Trading on the internet in Contracts For Difference has become increasingly popular in many countries such as the Australia, United Kingdom, Ireland and Singapore (although not in the United States as they are not allowed). More importantly, many investors now prefer CFD trading to dealing in conventional stocks. There are 3 main reasons for this:
First, CFDs only require the investor to pay a small margin payment instead of the full value of the investment. To understand this, consider an investment in ABCXYZ Corp of 300 shares. If the current stock price is $ 1 then, the traditional stock investor would have to stump up $ 300 to establish his or her position. The CFD trader on the other hand will only have to pay the margin required which could be as low as, say, 10% for example. In other words, they would pay only $ 30 for their investment.
This kind of margin benefit is clearly very attractive for many people but it also carries a risk that you need to be aware of. If the price of the stock drops then the investor can end up owed more than the original amount that they invested. If this happens the stockbroker will make a "margin call" requesting more money. If you can not pay then you are in trouble!

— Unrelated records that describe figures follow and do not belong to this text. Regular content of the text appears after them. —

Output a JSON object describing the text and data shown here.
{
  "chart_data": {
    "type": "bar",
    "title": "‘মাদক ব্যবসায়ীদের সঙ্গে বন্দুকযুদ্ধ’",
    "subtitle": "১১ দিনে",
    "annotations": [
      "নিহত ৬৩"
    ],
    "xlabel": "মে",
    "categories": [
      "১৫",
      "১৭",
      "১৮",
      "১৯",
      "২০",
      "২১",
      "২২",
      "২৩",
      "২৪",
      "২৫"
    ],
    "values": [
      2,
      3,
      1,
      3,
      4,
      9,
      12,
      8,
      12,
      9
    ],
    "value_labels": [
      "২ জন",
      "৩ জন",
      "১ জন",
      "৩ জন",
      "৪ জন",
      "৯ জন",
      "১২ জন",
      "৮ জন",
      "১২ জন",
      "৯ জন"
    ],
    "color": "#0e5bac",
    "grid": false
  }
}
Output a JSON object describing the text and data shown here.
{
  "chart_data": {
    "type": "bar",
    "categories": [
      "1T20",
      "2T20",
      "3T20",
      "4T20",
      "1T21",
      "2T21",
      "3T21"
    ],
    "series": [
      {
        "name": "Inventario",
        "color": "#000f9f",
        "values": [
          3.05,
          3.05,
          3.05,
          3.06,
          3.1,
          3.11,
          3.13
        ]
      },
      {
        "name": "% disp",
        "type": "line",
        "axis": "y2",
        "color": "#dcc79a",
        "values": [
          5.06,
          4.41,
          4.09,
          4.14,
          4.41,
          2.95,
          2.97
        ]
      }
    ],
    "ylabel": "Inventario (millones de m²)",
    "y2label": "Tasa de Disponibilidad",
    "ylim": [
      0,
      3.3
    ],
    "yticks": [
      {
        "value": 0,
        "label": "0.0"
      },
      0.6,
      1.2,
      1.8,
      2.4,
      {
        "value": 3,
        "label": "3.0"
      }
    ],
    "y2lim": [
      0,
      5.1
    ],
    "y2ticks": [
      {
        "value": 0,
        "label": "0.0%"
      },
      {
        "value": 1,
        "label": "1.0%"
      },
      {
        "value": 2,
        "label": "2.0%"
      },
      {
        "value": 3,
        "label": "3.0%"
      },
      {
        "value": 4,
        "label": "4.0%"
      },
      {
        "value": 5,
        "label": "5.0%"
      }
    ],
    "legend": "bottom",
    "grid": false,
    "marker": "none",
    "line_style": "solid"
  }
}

Second, contracts for difference allow investors to take "short" positions in stocks. This means that you can benefit and make money from falling prices. Instead of buying at $ 70 and selling at $ 100 to get yourself a $ 30 profit per share, a short position works the opposite way around. You would sell short the stock at, say, $ 100 and, if things go well, then the stock price will fall to $ 70. Then you can buy back to lock-in your $ 30 profit.
If you are new to this then it is a good idea to read the above explanation again until you understand. Shorting stocks can be a tricky thing to get your head around to start with. But it's really not that difficult when you get used to it. Just like with margin payments, you need to be careful and know what you are doing with shorting. This is because, at least in theory, you can lose an unlimited amount of money! To see why this is the case, imagine what would happen if the stock price of a company that you shorted doubled, or tripled. You would be forced to buy back the stock at a much higher price which would lose you lots of money. Because there is no upper limit to the share price, your losses can also be unlimited.
The third reason why CFDs are better than regular stock investing has to do with tax advantages. This only applies in some countries and also varies from country to country. Currently, tax benefits are available in the UK and Ireland for example. In these countries you do not have to pay the tax on buying shares when you use CFDs like you would normally have to do with traditional stock investing.